The chat turned to kids as it does once everyone has them, and my friend remarked that I had lucked out because my kid is so well-behaved. No drugs, no drinking, no smoking or running around in the middle of night with dangerous boys – everyone laughed remembering just how much of that we did. I said ‘Yeah, I am very lucky indeed’.

Another friend started asking me how I “broke that cycle that we are all in” with my kid because she was really worried about her niece. I said ‘the difference is my daughter has nothing she needs to escape from that can’t be accomplished with a good book’. I got a blank look.

I told her when we were kids we were escaping from crappy lives into whatever danger or reality altering substance was available. A giant game of chicken because, so what?, past present and future all looked the same. I got a nod.

Finally I said to her, ‘You know what? Tell your niece her life right now is not forever and she can get out if she wants to. She just has to want to’. I got another nod.

I wish I could remember when or why or how I decided I had to get out and do something different. I would like for there to be some epiphany I could share with others and be all inspirational like Geoffrey Canada. But all I got right now is – You gotta want to.

I hope thats the end of the funerals for a while.

Another parental Croan that should be a bumper sticker.

Similar to the more civilized “definition of insanity”, a bastard child to the “Law of Attraction” of Secret fame, “keep doing what you done, you’ll keep getting what you got”, is a phrase that implies both fatalism and stupidity.

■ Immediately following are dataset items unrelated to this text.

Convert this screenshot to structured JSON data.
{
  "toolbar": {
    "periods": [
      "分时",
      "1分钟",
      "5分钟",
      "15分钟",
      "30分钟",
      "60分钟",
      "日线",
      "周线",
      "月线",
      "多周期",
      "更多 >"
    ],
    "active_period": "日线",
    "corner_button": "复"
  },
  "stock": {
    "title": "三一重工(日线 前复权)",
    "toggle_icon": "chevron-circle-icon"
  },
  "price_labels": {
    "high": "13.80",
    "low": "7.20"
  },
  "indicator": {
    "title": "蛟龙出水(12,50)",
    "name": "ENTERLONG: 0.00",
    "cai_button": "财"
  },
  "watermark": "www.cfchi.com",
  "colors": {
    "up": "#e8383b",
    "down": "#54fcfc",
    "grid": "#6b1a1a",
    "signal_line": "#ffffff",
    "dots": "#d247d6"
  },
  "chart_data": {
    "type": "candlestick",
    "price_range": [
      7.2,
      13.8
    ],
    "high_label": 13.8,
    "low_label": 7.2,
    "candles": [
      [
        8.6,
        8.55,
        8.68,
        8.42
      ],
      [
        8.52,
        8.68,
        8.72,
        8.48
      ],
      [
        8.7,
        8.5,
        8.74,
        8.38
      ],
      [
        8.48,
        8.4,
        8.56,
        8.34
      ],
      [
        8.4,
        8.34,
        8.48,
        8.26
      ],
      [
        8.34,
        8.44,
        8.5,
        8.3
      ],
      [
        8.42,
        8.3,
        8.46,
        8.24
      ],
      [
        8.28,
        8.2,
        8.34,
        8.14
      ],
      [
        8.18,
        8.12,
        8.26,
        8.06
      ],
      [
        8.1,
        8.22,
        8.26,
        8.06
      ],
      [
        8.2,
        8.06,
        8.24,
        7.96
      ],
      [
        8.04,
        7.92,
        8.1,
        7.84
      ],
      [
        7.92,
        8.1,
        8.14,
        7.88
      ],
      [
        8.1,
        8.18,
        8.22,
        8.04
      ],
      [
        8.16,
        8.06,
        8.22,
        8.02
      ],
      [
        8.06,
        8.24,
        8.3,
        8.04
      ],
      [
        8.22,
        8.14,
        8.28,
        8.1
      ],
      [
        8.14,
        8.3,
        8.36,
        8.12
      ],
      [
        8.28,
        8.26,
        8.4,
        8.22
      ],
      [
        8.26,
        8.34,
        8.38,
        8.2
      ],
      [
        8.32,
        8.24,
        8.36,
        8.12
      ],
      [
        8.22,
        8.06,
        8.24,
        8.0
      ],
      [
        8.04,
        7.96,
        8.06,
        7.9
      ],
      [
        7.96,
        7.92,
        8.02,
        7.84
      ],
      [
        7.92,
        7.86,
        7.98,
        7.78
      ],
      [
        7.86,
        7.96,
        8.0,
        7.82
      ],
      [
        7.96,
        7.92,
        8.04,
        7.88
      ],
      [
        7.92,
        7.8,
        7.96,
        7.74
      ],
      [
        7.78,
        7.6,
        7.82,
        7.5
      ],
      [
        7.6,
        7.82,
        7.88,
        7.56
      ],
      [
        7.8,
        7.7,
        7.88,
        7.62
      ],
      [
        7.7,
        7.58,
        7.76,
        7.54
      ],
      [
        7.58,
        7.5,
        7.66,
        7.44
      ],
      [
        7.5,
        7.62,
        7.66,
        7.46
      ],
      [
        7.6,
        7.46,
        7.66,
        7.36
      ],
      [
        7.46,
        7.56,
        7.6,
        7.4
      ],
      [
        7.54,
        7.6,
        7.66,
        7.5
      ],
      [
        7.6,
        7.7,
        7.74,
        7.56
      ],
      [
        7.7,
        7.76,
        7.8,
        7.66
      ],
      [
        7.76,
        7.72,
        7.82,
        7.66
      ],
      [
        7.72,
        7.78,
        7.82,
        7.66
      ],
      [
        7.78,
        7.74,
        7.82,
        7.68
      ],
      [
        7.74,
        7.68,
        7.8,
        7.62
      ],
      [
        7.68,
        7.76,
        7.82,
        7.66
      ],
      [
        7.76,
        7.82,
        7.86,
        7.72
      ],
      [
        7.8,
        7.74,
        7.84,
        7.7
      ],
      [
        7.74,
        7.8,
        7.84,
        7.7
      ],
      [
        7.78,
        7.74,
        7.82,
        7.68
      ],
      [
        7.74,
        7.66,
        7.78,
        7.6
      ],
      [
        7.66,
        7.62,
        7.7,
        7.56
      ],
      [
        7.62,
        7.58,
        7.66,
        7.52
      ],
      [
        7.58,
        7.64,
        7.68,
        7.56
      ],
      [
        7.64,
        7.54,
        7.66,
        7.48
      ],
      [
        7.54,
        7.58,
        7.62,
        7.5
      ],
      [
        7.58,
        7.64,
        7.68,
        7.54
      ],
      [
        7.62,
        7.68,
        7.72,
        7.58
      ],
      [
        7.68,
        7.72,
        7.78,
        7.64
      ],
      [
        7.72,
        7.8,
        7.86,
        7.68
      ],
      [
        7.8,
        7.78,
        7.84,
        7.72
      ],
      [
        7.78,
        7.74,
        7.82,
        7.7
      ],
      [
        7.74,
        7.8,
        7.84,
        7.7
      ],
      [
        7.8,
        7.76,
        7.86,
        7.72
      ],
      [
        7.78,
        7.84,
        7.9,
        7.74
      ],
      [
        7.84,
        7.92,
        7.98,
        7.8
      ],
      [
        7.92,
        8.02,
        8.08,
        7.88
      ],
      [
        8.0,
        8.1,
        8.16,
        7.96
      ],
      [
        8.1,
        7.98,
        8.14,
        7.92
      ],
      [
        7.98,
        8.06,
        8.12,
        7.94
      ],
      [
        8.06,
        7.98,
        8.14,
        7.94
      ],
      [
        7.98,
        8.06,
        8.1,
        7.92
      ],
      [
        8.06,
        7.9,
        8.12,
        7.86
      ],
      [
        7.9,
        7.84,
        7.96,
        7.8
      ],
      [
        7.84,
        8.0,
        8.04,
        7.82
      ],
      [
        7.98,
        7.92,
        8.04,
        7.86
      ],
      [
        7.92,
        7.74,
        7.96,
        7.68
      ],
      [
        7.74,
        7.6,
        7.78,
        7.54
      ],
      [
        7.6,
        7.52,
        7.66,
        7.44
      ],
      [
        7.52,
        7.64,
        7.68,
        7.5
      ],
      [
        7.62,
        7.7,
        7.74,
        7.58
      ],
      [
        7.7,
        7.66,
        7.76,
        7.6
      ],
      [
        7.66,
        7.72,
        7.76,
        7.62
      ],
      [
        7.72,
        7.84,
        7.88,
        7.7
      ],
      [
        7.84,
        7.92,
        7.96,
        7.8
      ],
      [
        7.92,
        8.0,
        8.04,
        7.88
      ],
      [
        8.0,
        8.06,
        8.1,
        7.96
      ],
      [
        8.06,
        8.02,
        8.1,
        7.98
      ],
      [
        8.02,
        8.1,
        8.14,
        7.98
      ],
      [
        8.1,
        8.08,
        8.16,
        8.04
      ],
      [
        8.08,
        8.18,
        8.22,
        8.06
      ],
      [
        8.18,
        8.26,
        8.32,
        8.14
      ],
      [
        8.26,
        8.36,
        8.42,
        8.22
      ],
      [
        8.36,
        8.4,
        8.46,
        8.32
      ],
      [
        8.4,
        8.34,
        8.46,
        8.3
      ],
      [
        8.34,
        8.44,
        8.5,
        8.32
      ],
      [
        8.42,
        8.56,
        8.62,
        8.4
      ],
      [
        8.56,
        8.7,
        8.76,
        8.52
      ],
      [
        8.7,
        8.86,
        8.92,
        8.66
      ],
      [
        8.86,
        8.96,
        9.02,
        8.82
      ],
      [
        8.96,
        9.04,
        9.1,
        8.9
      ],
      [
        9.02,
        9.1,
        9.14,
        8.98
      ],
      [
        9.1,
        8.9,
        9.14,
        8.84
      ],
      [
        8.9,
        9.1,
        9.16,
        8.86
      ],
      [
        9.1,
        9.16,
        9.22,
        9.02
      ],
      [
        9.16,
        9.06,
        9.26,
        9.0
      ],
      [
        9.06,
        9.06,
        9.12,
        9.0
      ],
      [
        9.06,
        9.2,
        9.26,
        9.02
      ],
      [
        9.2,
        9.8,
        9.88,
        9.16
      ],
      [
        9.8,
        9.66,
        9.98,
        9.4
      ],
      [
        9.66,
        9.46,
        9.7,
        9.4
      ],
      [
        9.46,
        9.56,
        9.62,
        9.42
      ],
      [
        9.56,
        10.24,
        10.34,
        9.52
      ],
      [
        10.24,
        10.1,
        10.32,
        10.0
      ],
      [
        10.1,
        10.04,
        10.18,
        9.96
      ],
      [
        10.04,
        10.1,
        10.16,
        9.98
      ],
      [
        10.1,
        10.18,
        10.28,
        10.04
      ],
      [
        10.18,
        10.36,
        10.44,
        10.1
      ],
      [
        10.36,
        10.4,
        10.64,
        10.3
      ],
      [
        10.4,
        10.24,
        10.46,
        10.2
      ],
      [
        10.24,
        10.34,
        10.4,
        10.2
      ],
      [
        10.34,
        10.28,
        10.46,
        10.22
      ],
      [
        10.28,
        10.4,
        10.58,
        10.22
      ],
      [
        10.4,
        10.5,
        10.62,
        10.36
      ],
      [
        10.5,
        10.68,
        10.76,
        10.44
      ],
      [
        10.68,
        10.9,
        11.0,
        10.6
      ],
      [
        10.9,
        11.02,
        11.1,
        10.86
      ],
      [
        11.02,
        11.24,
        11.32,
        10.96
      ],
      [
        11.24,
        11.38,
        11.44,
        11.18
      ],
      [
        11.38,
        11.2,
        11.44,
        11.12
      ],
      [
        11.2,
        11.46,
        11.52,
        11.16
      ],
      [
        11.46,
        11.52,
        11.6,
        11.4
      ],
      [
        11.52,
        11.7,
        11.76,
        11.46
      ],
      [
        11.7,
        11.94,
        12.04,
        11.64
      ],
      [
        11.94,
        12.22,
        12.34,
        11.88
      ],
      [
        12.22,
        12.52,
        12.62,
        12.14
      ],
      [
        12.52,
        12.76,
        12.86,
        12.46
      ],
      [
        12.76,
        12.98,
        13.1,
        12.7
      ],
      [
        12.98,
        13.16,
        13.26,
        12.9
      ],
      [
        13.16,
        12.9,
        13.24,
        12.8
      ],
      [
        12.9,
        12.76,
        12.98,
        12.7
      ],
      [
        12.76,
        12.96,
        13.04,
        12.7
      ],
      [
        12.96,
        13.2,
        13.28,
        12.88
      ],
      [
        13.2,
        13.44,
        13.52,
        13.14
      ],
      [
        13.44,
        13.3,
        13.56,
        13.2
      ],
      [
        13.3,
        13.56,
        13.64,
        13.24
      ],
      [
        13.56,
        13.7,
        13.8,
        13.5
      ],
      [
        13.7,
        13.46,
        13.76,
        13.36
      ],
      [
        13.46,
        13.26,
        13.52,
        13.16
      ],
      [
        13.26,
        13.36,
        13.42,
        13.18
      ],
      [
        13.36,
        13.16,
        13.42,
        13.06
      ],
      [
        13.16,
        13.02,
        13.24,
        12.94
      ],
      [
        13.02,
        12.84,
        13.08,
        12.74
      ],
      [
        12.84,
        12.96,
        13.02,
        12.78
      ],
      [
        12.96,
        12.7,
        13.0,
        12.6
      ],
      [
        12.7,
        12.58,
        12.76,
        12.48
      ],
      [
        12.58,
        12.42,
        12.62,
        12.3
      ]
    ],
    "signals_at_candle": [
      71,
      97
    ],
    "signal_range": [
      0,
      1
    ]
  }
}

Without going too Oprah, I am trying to figure out how to be open to a different future by stepping into the present. Unfortunately, some days are so influenced by the past that they don’t even deserve to be called the present.

It’s not just a matter of identifying false beliefs or unraveling negative self-talk, although that is a significant chunk of behavior/mod work right there. Old beliefs start out as threads, then twist themselves into cords and then braid themselves into a sturdy rope. A Gordian Knot of complication

Cutting the knot may be quicker than figuring out how to untie it, but it still leaves a pile of the ties that bind. Thats where I am right now. Trying to figure out if unraveling the frayed pile of my habitual thinking is a way to create something new, or if I should frugally chuck it all in the closet for some unspecified future need. Is there a future if the past isn’t even past? How much of this crap am I obligated to keep?

Part of my spectacularly circular thinking is the fact that “what I done” has worked pretty well for me so far and “getting something new” could be awful. The warm safety of knowing you can’t win and never will.

In the interest of potentially generating scads of new blog-fodder, I am willing to experiment, try a little something new. Ghandi said ‘You can’t shake hands with a clenched fist’ so that may be the place to start. My clenched fist always feels like power but it clenches the past and uses it as a weapon to bludgeon the present.

I will never be known for my “willow” qualities, but I think I can open my hand and see what happens. For a little while at least.